Since Tiger Airways stopped flights to Alice Springs, accommodation occupancy rates have plummeted. After being in business for over 10 years, backpacker hostel Annie’s Place closed after battling to fill their rooms. Part-owner Janice Knappstein highlighted Tiger’s decision as a huge factor.
“We went down to about 25-30% occupancy rate,” Knappstein told ABC Local Radio.
General Manager of Tourism Central Australia Jaclyn Thorne said similar problems were occurring across Alice Springs.
“Everybody is having a challenging season, they’re around the 40%, 50% occupancy at the moment and that’s been in the last month or so but certainly before then they were having some good occupancy rates up to 80%, 90%,” said Thorne to the ABC.
But it is not just Tiger Airways’ departure that is creating problems for Alice Springs’ tourism industry. Decisions made by Qantas and its low-cost subsidiary Jetstar are also having an impact.
Qantas now has a monopoly on flights to Alice Springs from all major Australian cities. With no competition there is little price pressure. Rather than let Jetstar create competition on the Alice Springs route, Qantas allowed their subsidiary to serve Uluru with its low-cost flights in direct competition with rival Virgin Australia.
From June 29, Jetstar began flights direct from Melbourne to Uluru return four times each week. They also increased the number of flights from Sydney to Uluru return to four times each week. Less then one month later, Tiger ceased their four weekly return flights from each city to Alice Springs.
Although Uluru and Alice Springs are 468km apart, the decision by Jetstar immediately had an impact on tourists flying with Tiger to Alice Springs. But it had little impact on the Qantas services to Alice Springs, and ultimately strengthened Qantas’ monopoly.
Uluru was recently announced as the most expensive place to stay in Australia. In a survey of hotels worldwide, it was also announced as one of the most expensive places to stay in the world. The resort at nearby Yulara has a monopoly on all layers of accommodation, from camping through to luxurious. The resort is owned by the Indigenous Land Corporation and managed by Voyages Hotels & Resorts.

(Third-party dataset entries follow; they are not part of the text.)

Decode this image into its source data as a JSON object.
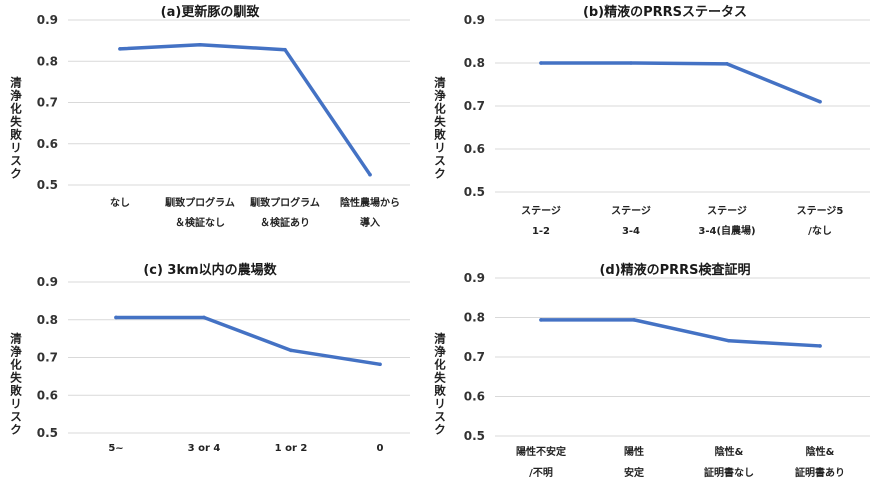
{
  "chart_data": [
    {
      "type": "line",
      "title": "(a)更新豚の馴致",
      "ylabel": "清浄化失敗リスク",
      "xlabel": "",
      "ylim": [
        0.5,
        0.9
      ],
      "yticks": [
        "0.5",
        "0.6",
        "0.7",
        "0.8",
        "0.9"
      ],
      "grid": true,
      "categories": [
        [
          "なし"
        ],
        [
          "馴致プログラム",
          "＆検証なし"
        ],
        [
          "馴致プログラム",
          "＆検証あり"
        ],
        [
          "陰性農場から",
          "導入"
        ]
      ],
      "series": [
        {
          "name": "清浄化失敗リスク",
          "color": "#4472c4",
          "values": [
            0.83,
            0.84,
            0.828,
            0.525
          ]
        }
      ]
    },
    {
      "type": "line",
      "title": "(b)精液のPRRSステータス",
      "ylabel": "清浄化失敗リスク",
      "xlabel": "",
      "ylim": [
        0.5,
        0.9
      ],
      "yticks": [
        "0.5",
        "0.6",
        "0.7",
        "0.8",
        "0.9"
      ],
      "grid": true,
      "categories": [
        [
          "ステージ",
          "1-2"
        ],
        [
          "ステージ",
          "3-4"
        ],
        [
          "ステージ",
          "3-4(自農場)"
        ],
        [
          "ステージ5",
          "/なし"
        ]
      ],
      "series": [
        {
          "name": "清浄化失敗リスク",
          "color": "#4472c4",
          "values": [
            0.8,
            0.8,
            0.798,
            0.71
          ]
        }
      ]
    },
    {
      "type": "line",
      "title": "(c) 3km以内の農場数",
      "ylabel": "清浄化失敗リスク",
      "xlabel": "",
      "ylim": [
        0.5,
        0.9
      ],
      "yticks": [
        "0.5",
        "0.6",
        "0.7",
        "0.8",
        "0.9"
      ],
      "grid": true,
      "categories": [
        [
          "5~"
        ],
        [
          "3 or 4"
        ],
        [
          "1 or 2"
        ],
        [
          "0"
        ]
      ],
      "series": [
        {
          "name": "清浄化失敗リスク",
          "color": "#4472c4",
          "values": [
            0.806,
            0.806,
            0.719,
            0.682
          ]
        }
      ]
    },
    {
      "type": "line",
      "title": "(d)精液のPRRS検査証明",
      "ylabel": "清浄化失敗リスク",
      "xlabel": "",
      "ylim": [
        0.5,
        0.9
      ],
      "yticks": [
        "0.5",
        "0.6",
        "0.7",
        "0.8",
        "0.9"
      ],
      "grid": true,
      "categories": [
        [
          "陽性不安定",
          "/不明"
        ],
        [
          "陽性",
          "安定"
        ],
        [
          "陰性&",
          "証明書なし"
        ],
        [
          "陰性&",
          "証明書あり"
        ]
      ],
      "series": [
        {
          "name": "清浄化失敗リスク",
          "color": "#4472c4",
          "values": [
            0.794,
            0.794,
            0.741,
            0.728
          ]
        }
      ]
    }
  ]
}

The remoteness of the resort make it an expensive operation to run. Voyages must, of course, charge accordingly. The Indigenous Land Corporation have little incentive to risk degrading the World Heritage Listed region by opening up more land for development. Thus, the monopoly and resultant expense are likely to remain.
In the same survey, Alice Springs was named the cheapest place for hotel accommodation in the country. Alice Springs is as remote from Australia’s major cities as Uluru. With numerous types of accommodation to choose from, there is no hotel monopoly in Alice Springs.
There is a great deal more to Central Australia than one giant sandstone monolith. While Kata-Tjuta is near to Uluru, to travel solely to these incredible sights significantly diminishes the Centralian experience. Further, these icons of the Red Centre can only remain affordable for tourists when serviced by a vibrant Alice Springs and Central Australian community. By flying in and out of Uluru and not exploring beyond its environs, tourists contribute to a decline in other Centralian locales. In turn, this impacts on the future affordability and availability of Uluru.
But, for their part, airlines “servicing” the region need to look beyond their petty competitions. Qantas, Virgin, Jetstar and Tiger need to temper their knee-jerk reactions to each other’s short-term decisions. There must be a greater understanding that the viability of flying to Central Australia depends on a multitude of inter-related factors. An airline’s business does not operate in isolation. Nobody will fly the routes at all if it becomes too expensive to stay in a hotel when there. A renewed focus on providing a service to the community is vital for tourists, residents, and businesses alike.